Leitbild Kreislauf- und Abfallwirtschaft
Präabel
Die Stadt mit ihren Eigenbetrieben hat Vorbildfunktion in allen umweltrelevanten Maßnahmen z.B. Verantwortung für umweltgerechte Entsorgung aller in ihrem Bereich entstehenden Abfälle.
Alle Auftragnehmer der Stadt müssen zur Kontrolle der umweltgerechten Entsorgung verpflichtet werden.
Das Prinzip der Nachhaltigkeit soll in die Gesamtwirtschaft eingeführt werden.
Die Bürger müssen umfassend über alle in Porta Westfalica praktizierten Umwelttechniken informiert werden
Leitsätze Abfall
Die Wegwerfmentalität muss bekämpft werden. Dies führt zu der Utopie: Kein Restmüll, alle Rohstoffe bleiben im Kreislauf. Bei Verpackung sollten die Mehrwegsysteme gestärkt werden.

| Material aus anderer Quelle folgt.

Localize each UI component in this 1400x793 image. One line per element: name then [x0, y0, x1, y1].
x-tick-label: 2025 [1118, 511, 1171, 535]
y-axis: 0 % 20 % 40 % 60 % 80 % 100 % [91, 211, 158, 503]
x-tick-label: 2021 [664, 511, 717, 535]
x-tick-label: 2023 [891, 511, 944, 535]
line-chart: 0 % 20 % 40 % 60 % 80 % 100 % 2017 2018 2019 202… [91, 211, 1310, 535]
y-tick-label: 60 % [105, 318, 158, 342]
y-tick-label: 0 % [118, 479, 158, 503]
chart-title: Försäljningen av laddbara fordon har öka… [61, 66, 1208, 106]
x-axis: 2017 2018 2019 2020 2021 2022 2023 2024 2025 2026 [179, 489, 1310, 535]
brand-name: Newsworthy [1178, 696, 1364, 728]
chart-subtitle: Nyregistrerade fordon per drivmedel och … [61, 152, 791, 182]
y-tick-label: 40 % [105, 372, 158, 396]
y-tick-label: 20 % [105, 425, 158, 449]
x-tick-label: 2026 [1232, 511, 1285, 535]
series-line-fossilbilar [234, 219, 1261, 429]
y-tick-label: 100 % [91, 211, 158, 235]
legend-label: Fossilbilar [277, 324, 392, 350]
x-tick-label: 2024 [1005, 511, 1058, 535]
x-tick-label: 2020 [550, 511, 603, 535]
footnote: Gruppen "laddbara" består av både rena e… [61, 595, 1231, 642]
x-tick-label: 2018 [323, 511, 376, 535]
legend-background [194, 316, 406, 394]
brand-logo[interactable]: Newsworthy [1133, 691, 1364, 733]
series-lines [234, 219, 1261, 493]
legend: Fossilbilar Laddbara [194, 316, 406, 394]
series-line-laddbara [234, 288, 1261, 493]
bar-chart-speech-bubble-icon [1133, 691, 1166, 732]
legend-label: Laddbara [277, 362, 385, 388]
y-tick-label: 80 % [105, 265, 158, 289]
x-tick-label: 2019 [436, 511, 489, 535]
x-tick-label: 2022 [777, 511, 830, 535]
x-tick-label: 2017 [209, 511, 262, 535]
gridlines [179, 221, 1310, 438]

Einwegverpackung nur in Ausnahmefällen und dann aus nachwachsenden Rohstoffen, die anschliessend zur Energieerzeugung genutzt werden können.
Folge: Keine Abfälle in der Landschaft: saubere Landschaft. (Pfandsystem, das Wegwerfen muss verteuert werden.)
Beispiel:
- Bodenbörse (Abfallboden darf nicht deponiert, sondern sollte wiederverwendet werden.
- Baumaterialbörse (z.B. Pflastersteine, Bauschutt als Füllmaterial).
- Altholzbörse - soweit verwertbar.
- Rohstoffbörse - kein Rohstoff in den Müll.
- Grünabfall - zur Energiegewinnung als Koferment in Biogasanlagen.
Um dies zu erreichen, muss die Abfallberatung der Bürger verbessert und die Bürgerberatung insgesamt intensiviert werden.
Ziel: Optimierung der Abfallsortierung durch Stadt und Bürger.
WIRTSCHAFT
Der Grundsatz des Wirtschaftens für unsere kommunale Gemeinschaft muss lauten:
Volkswirtschaft vor Betriebswirtschaft.
Das bedeutet:
- Langfristiges Gemeinwohl muss über kurzfristiges Profitstreben gestellt werden. Hochwertige Produkte mit großer Lebensdauer müssen favorisiert werden. Dazu gehört auch die Verbesserung der Reparaturfähigkeit durch Einsatz von austauschbaren Verschleißteilen.
- Verwendung von mehr Naturmaterialien, deren energetische Verwertung möglich ist.
- Klein- und Mittelbetriebe in Porta Westfalica müssen gefördert werden.
- Die menschliche Arbeit muss gerecht entlohnt werden.
- Die in der Wirtschaft eingesetzten Ressourcen sollten mit den tatsächlichen volkswirtschaftlichen Kosten bewertet werden. Dies führt zum sparsamen Umgang mit den benötigten Ressourcen.
Daraus leitet sich das Prinzip des Ökoprofit ab:
- Rohstoffe optimal verwerten. Der Input von Material und Energie muss minimiert werden, was zur Folge hat, dass weniger Abfall, Abwasser und Emissionen entstehen. Dazu gehört auch, dass Recyclingmaterialien favorisiert werden an Stellen, wo dies ohne Einbußen von Qualität möglich ist. Beispiel: Pömpel, Bänke, Gartenpfähle u.ä.
- Umwelttechnik ist ein wichtiger Wachstumsmotor
Daher ist gezielte und sinnvolle Förderung notwendig, wobei die erreichten Ergebnisse allgemein verständlich dargestellt und veröffentlicht werden müssen.
- Regionale Vermarktung mit möglichst allen Wirtschaftsgütern ist zu fördern.